For our Hausman–Taylor model, we get a highly significant Wald chi-squared statistic (equaling 96.14) and p-value = 0.000 which indicates that the model as a whole is statistically significant.
| Variable | Coefficient | Std.

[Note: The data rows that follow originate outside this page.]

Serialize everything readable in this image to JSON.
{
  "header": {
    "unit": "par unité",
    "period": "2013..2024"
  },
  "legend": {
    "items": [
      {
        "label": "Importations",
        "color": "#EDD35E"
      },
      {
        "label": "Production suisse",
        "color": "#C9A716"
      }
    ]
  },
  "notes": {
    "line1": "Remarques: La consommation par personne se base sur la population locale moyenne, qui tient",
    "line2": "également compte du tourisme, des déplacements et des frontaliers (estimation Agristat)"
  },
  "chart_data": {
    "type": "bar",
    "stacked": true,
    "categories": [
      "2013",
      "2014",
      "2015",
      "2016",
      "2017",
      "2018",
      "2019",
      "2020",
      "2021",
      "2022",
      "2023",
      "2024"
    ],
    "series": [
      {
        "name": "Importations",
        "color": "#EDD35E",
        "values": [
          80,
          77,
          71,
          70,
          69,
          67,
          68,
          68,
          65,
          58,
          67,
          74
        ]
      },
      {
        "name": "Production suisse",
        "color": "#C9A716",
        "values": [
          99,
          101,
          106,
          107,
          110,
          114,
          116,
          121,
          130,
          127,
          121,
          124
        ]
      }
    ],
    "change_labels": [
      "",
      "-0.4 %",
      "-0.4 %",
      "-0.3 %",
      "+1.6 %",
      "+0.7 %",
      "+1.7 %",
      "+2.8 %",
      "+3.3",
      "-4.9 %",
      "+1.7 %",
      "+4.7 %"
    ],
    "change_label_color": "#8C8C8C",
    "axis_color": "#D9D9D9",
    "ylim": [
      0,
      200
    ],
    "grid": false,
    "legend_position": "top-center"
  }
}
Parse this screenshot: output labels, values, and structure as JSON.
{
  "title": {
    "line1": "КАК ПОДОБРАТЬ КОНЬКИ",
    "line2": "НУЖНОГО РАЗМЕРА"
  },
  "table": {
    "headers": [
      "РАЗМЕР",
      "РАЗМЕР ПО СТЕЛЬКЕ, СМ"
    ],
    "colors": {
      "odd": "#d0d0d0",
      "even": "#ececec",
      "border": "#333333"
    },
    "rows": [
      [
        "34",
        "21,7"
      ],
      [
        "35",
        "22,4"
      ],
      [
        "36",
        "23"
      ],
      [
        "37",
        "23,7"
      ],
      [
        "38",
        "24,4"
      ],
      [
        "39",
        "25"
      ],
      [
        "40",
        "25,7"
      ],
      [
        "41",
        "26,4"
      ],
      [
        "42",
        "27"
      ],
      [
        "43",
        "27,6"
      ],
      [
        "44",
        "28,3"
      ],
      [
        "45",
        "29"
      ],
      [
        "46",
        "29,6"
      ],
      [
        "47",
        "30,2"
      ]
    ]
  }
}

Error | z | P>|z| |
|---|---|---|---|---|
| Time-Varying Exogenous (TVexogenous) | ||||
| BComp_trend | -0.0327 | 0.0674 | -0.49 | 0.627 |
| ALM (Bank Business Volumes) | -9.77e-06 | 0.0000135 | -0.72 | 0.469 |
| ECB_rate (ECB Interest Rate) | 4.719 | 3.416 | 1.38 | 0.167 |
| LITH_2014 (Lithuania Euro Adoption) | 3.667 | 0.631 | 5.81 | 0.000 |
| covid_2020 (COVID-19) | -0.391 | 0.359 | -1.09 | 0.276 |
| Time-Varying Endogenous (TVendogenous) | ||||
| GDP (Real GDP Growth) | -0.0095 | 0.0265 | -0.36 | 0.721 |
| CR (Country Risk) | -0.236 | 0.097 | -2.44 | 0.015 |
| INFL (Inflation HICP) | -0.0145 | 0.164 | -0.09 | 0.930 |
| INFL_sq (Inflation Squared) | -0.0444 | 0.0567 | -0.78 | 0.433 |
| EXCH_rate (Euro Exchange Rate) | -0.0433 | 0.0435 | -1.00 | 0.320 |
| U (Unemployment Rate) | -0.0319 | 0.0623 | -0.51 | 0.609 |
| BComp (Banking Competition) | 0.0469 | 0.0234 | 2.00 | 0.045 |
| Time-Invariant Exogenous (TIexogenous) | ||||
| country_id | 0.114 | 0.212 | 0.54 | 0.589 |
| Constant | 9.680 | 5.844 | 1.66 | 0.098 |
Wald chi² = 96.14, Prob > chi² = 0.000. sigma_u = 2.920, sigma_e = 0.497, rho = 0.972 (fraction of variance due to u_i).